We previously discussed the differences between roles, personas and cognitive styles—all essential components of understanding webpage optimization. Now that you know who your visitors are, what their needs are and how they think, consider how you’re going to get each of their individual attention. You may think that your ideas represent the average consumer, but the fact is that not everyone has been programmed to like what you like, understand what you understand and process the way that you process. In this two part series, we’ll discuss how optimize your landing page for the masses.
1. Know When to Keep it Simple: Some direct response practitioners like an exciting – if not circus-like – atmosphere in a landing page. Perhaps for some consumer categories it works well. But in today’s “give-it-to-me quick-or-I’m-out-of-here” world, you need to keep your landing page focused and pretty simple. Let’s face it, staring into a light source and reading long tracts of information is stressful and hard work. Help the visitor to your landing page digest what you are offering quickly and easily. Use short paragraphs and bullet points.

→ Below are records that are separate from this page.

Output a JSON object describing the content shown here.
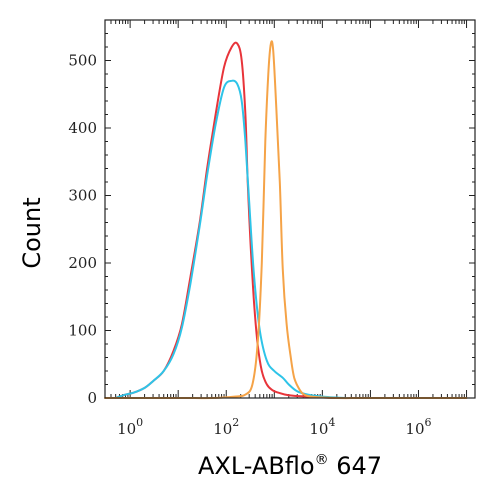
{
  "chart_data": {
    "type": "line",
    "xlabel": "AXL-ABflo",
    "xlabel_sup": "®",
    "xlabel_suffix": " 647",
    "ylabel": "Count",
    "x_scale": "log",
    "xlim": [
      0.3,
      15000000
    ],
    "ylim": [
      0,
      560
    ],
    "yticks": [
      0,
      100,
      200,
      300,
      400,
      500
    ],
    "xticks": [
      {
        "value": 1,
        "base": "10",
        "exp": "0"
      },
      {
        "value": 100,
        "base": "10",
        "exp": "2"
      },
      {
        "value": 10000,
        "base": "10",
        "exp": "4"
      },
      {
        "value": 1000000,
        "base": "10",
        "exp": "6"
      }
    ],
    "grid": false,
    "legend": "none",
    "series": [
      {
        "color": "#e8343a",
        "x": [
          0.5,
          0.8,
          1.2,
          2,
          3,
          5,
          8,
          12,
          18,
          28,
          40,
          60,
          90,
          130,
          170,
          210,
          250,
          280,
          320,
          380,
          450,
          550,
          700,
          900,
          1200,
          2000,
          5000,
          20000
        ],
        "y": [
          0,
          5,
          8,
          15,
          25,
          40,
          70,
          110,
          180,
          260,
          340,
          420,
          490,
          520,
          525,
          500,
          420,
          320,
          230,
          140,
          80,
          40,
          20,
          12,
          8,
          4,
          2,
          0
        ]
      },
      {
        "color": "#2ec4e8",
        "x": [
          0.5,
          0.8,
          1.2,
          2,
          3,
          5,
          8,
          12,
          18,
          28,
          40,
          60,
          90,
          130,
          170,
          210,
          250,
          300,
          380,
          500,
          700,
          1000,
          1500,
          2000,
          3000,
          5000,
          10000,
          30000
        ],
        "y": [
          0,
          5,
          8,
          15,
          25,
          40,
          65,
          105,
          170,
          255,
          330,
          405,
          460,
          470,
          465,
          440,
          380,
          290,
          180,
          100,
          55,
          40,
          30,
          20,
          10,
          5,
          2,
          0
        ]
      },
      {
        "color": "#f5a347",
        "x": [
          0.3,
          10,
          50,
          150,
          250,
          350,
          450,
          550,
          650,
          750,
          850,
          950,
          1100,
          1300,
          1500,
          1800,
          2200,
          2600,
          3200,
          4000,
          6000,
          20000,
          100000,
          10000000
        ],
        "y": [
          0,
          0,
          0,
          2,
          5,
          20,
          80,
          200,
          380,
          480,
          525,
          515,
          430,
          320,
          190,
          110,
          60,
          30,
          15,
          6,
          2,
          0,
          0,
          0
        ]
      }
    ]
  }
}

2. Tell Them Where They Are: Think about it. When a reader clicks on a link within an email, they’re being redirected to a new source—namely, the web. Putting language at the top of the landing page telling them they’ve landed in the right spot takes away the first question that any visitor understandably has.
3. Don’t Take Over My Computer: As my 7th grade English teacher used to say, “K.I.S.S.—Keep It Simple, Stupid.” This couldn’t be more appropriate for the way that some web designer’s create their landing page. As consumers, we don’t need a gazillion bells and whistles going off in our faces to be interested in your product. In fact, we usually prefer it the other way. The average user is more likely to just close their web browser than wade through all of the fluff.
4. Offer Multiple Avenues for Interaction: Some people are prone to click on the first link they see on a webpage. Others will fish around a little bit more. Keep your links as user-friendly as possible, by placing them at the top, bottom and middle of your page. This way, visitors can get the information they seek as soon as they are ready. Track everything. Try to custom tag each link so you know which ones are the most used. This will come in handy for the next time. If you have a multi-stage process, like a survey, shopping cart, or registration form, see where you lose people and work on that.
5. Experiment with Your Registration Forms: Research typically shows that you lose 30% of respondents with each registration field. Only take the necessary information for your business. If you can manage, consider only taking their email addresses. That way you can start as many new relationships as possible and worry about the other stuff later.